Another major concern is the threat to the right to assemble and associate. Any training conducted by NGOs on freedom of assembly or other human rights could be interpreted as training for organizing mass riots. Thus, any mention of the right to peaceful protests could lead to criminal liability. The amendments specifically target training for organizing mass riots, which could easily encompass legitimate educational or advocacy activities, especially by non-governmental organizations (NGOs). For example, workshops on nonviolent resistance, human rights, or democracy could be misinterpreted as “training for mass riots.” This poses a direct threat to civic engagement, as it could lead to the repression of NGOs that focus on promoting human rights, political freedom, and peaceful protest. Any attempt by citizens to engage in activities related to political or social change could be seen as an unlawful act, undermining the right to organize and protest.
The provisions of the bill are vague and overly broad, which increases the risk of abuse. For instance, training aimed at organizing mass riots could include activities unrelated to violent or unlawful actions, such as workshops on civic engagement or public activism. Such ambiguous language makes it easier for authorities to apply the law to innocent individuals or organizations that pose no threat to public safety or order. Moreover, the penalties outlined in the amendments are disproportionately severe. Punishments ranging from heavy fines to lengthy prison sentences could be used against people engaged in peaceful political activities. The harshness of these penalties further stifles political discourse and civil society engagement.

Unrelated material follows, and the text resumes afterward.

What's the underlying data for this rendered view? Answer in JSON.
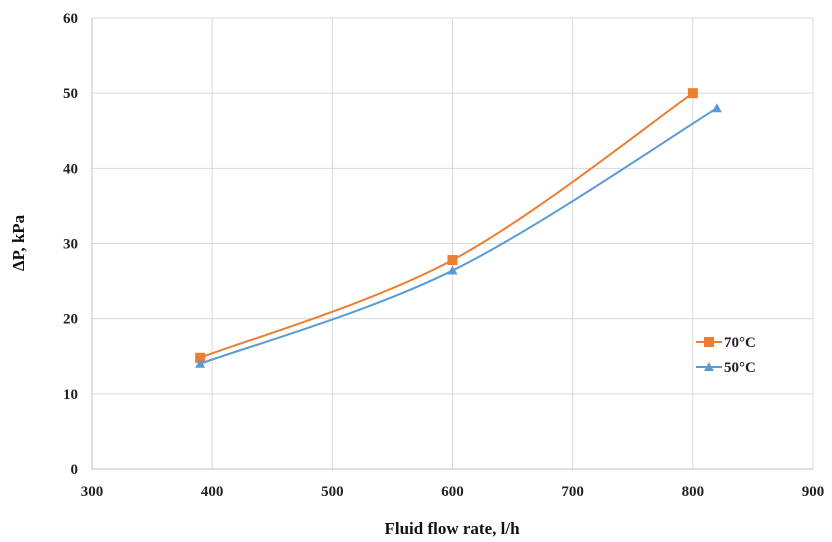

These amendments also appear to violate international human rights standards. Uzbekistan, as a signatory to the Universal Declaration of Human Rights and the International Covenant on Civil and Political Rights, has an obligation to uphold the right to freedom of expression, peaceful assembly, and association. The criminalization of peaceful protest and advocacy activities directly contradicts these fundamental rights, which are protected by international law. By targeting individuals and organizations that engage in peaceful political activism, Uzbekistan is not only violating its international commitments but also undermining the rights of its citizens.
The potential for abuse and politicization of these laws is also a serious concern. Because the definitions in the amendments are so broad, the law could be used to target specific individuals or political groups based on their views. This creates a situation where authorities have a free hand to arrest, detain, and prosecute individuals simply because they oppose the government. This could be seen as another tool for political repression, further eroding public trust in the government and its institutions. Citizens may begin to fear expressing their opinions or participating in public life, knowing that they could face severe consequences for engaging in lawful activities.
Finally, it is important to consider the historical context of politically motivated repression in Uzbekistan. The country has a history of suppressing dissent, most notably through the violent suppression of protests in Andijan in 2005 and Karakalpakstan in 2022. Given this history, these amendments may be seen as part of a broader trend of consolidating power and suppressing political opposition. The law could be used to justify further crackdowns on peaceful activism and dissent, making it even more difficult for citizens to engage in meaningful democratic change.
The proposed amendments pose a serious threat to fundamental human rights and freedoms in Uzbekistan. They create the potential for the repression of peaceful protest, the further stifling of civil society, and the criminalization of dissent. By broadening the definition of “mass riots” and introducing severe penalties for activities related to protest and advocacy, the government is taking a significant step backwards to Karimov era methods of suppressing its citizens. These amendments will entrench authoritarianism and prevent the country from making meaningful progress toward democracy and human rights.